Die Tatsache, dass die russischen Behörden wenige Jahre später (nachdem der Orden vom Vatikan offiziell wiederhergestellt worden war) beschlossen haben, alle Jesuiten aus dem Land zu vertreiben, ist natürlich schwer als Zufall zu betrachten. Die Logik der Behörden ist klar: Ein niedergeschlagener und verlorener katholischer Orden kann Asyl erhalten, und umgekehrt ist ein katholischer Orden, der wieder an Stärke gewinnt, gefährlich. Dies ist ziemlich offensichtlich, wenn Sie die offiziellen Dokumente über die Vertreibung der Jesuiten sorgfältig lesen. "Jetzt wurde zweifellos offenbart, proklamiert das Dekret, dass sie (die Jesuiten), die die Dankbarkeit nicht behalten und nicht demütig bleiben, wie es das christliche Gesetz befiehlt, und die sanften Bewohner eines fremden Landes sich vorstellten, den orthodoxen griechischen Glauben zu erschüttern, der unser Königreich seit der Antike beherrscht."

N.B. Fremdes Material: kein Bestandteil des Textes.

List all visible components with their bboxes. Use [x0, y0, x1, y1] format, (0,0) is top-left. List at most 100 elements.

Tatsächlich haben die Jesuiten von 1812 bis 1815 nichts grundlegend Neues getan, verglichen mit dem, was sie zuvor in Russland getan hatten. Es ist schwierig, das Dekret des Senats vom 20. Dezember 1815 ohne Ironie zu lesen. Die Behörden in St. Petersburg "entdeckten" plötzlich, was jeder orthodoxe Priester in einer der entlegensten russischen Gemeinden von Jahrhundert zu Jahrhundert lautstark sendete. Das Dokument enthält keine einzige neue These.

Der Bericht des Ministers, Prinz Golitsyn, über den "Jesuitenfall" endet mit konkreten Vorschlägen, "wer genau, wann und durch welche Orte geschickt und ins Ausland gehen wird". Die kaiserliche Entschließung des Dokuments lautet: "Sei so."

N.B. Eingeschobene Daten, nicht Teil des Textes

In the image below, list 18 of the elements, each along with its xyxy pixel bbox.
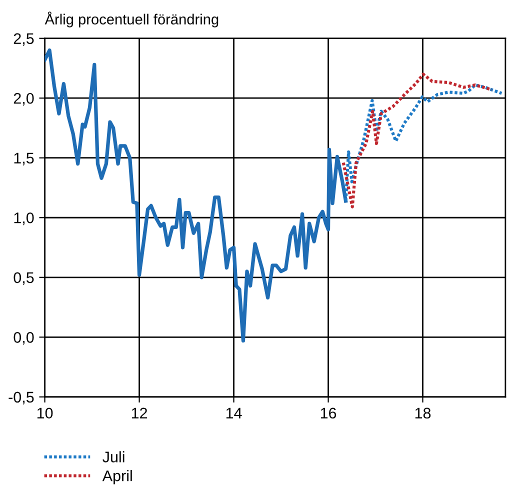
y-tick-label: 2,5 — [14, 33, 34, 46]
legend-label: April — [102, 470, 132, 484]
y-tick-label: -0,5 — [8, 392, 34, 404]
x-tick-label: 18 — [415, 408, 431, 419]
line-series — [344, 83, 504, 202]
line-series — [44, 48, 348, 343]
line-series — [342, 72, 494, 208]
x-tick-label: 14 — [226, 408, 242, 418]
y-tick-label: 2,0 — [14, 92, 34, 106]
y-tick-label: 0,0 — [14, 332, 34, 345]
y-tick-label: 1,0 — [14, 212, 34, 226]
x-tick-label: 12 — [132, 408, 148, 418]
x-tick-label: 16 — [320, 408, 336, 419]
y-tick-label: 0,5 — [14, 272, 34, 285]
legend-label: Juli — [102, 451, 124, 462]
y-tick-label: 1,5 — [14, 152, 34, 166]
x-tick-label: 10 — [37, 408, 53, 419]
chart-subtitle: Årlig procentuell förändring — [44, 12, 218, 28]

Die Entscheidung Katharinas II. Spielte nicht nur eine rettende Rolle für das Schicksal des Ordens selbst, sondern hinterließ auch einen gewissen, wenn auch auf den ersten Blick unauffälligen Eindruck in der geistigen und intellektuellen russischen Elite. Es könnte nicht anders sein. Unter den russischen Nachnamen, die im Jesuiteninternat studiert haben, finden sich viele berühmte: Golitsyn, Tolstoi, Puschkin, Kutusow, Odojewski, Glinka und so weiter. Echos einer für Russland so ungewöhnlichen Bildung und Denkweise finden sich hier und da in den Werken und Briefen russischer westlicher Intellektueller des späten 18. bis frühen 19. Jahrhunderts oder in den Handlungen einiger russischer Dekabristenrevolutionäre.

Ein solches Ergebnis würde natürlich nicht zum Gründer des Jesuitenordens Ignatius Loyola passen, dessen eines der Hauptmottos lautete: "Werde alles für alle, um alle zu gewinnen!" In Russland wurde diese Aufgabe nicht erfüllt. Die Jesuiten wurden nur "etwas für einige" und erwarben einige.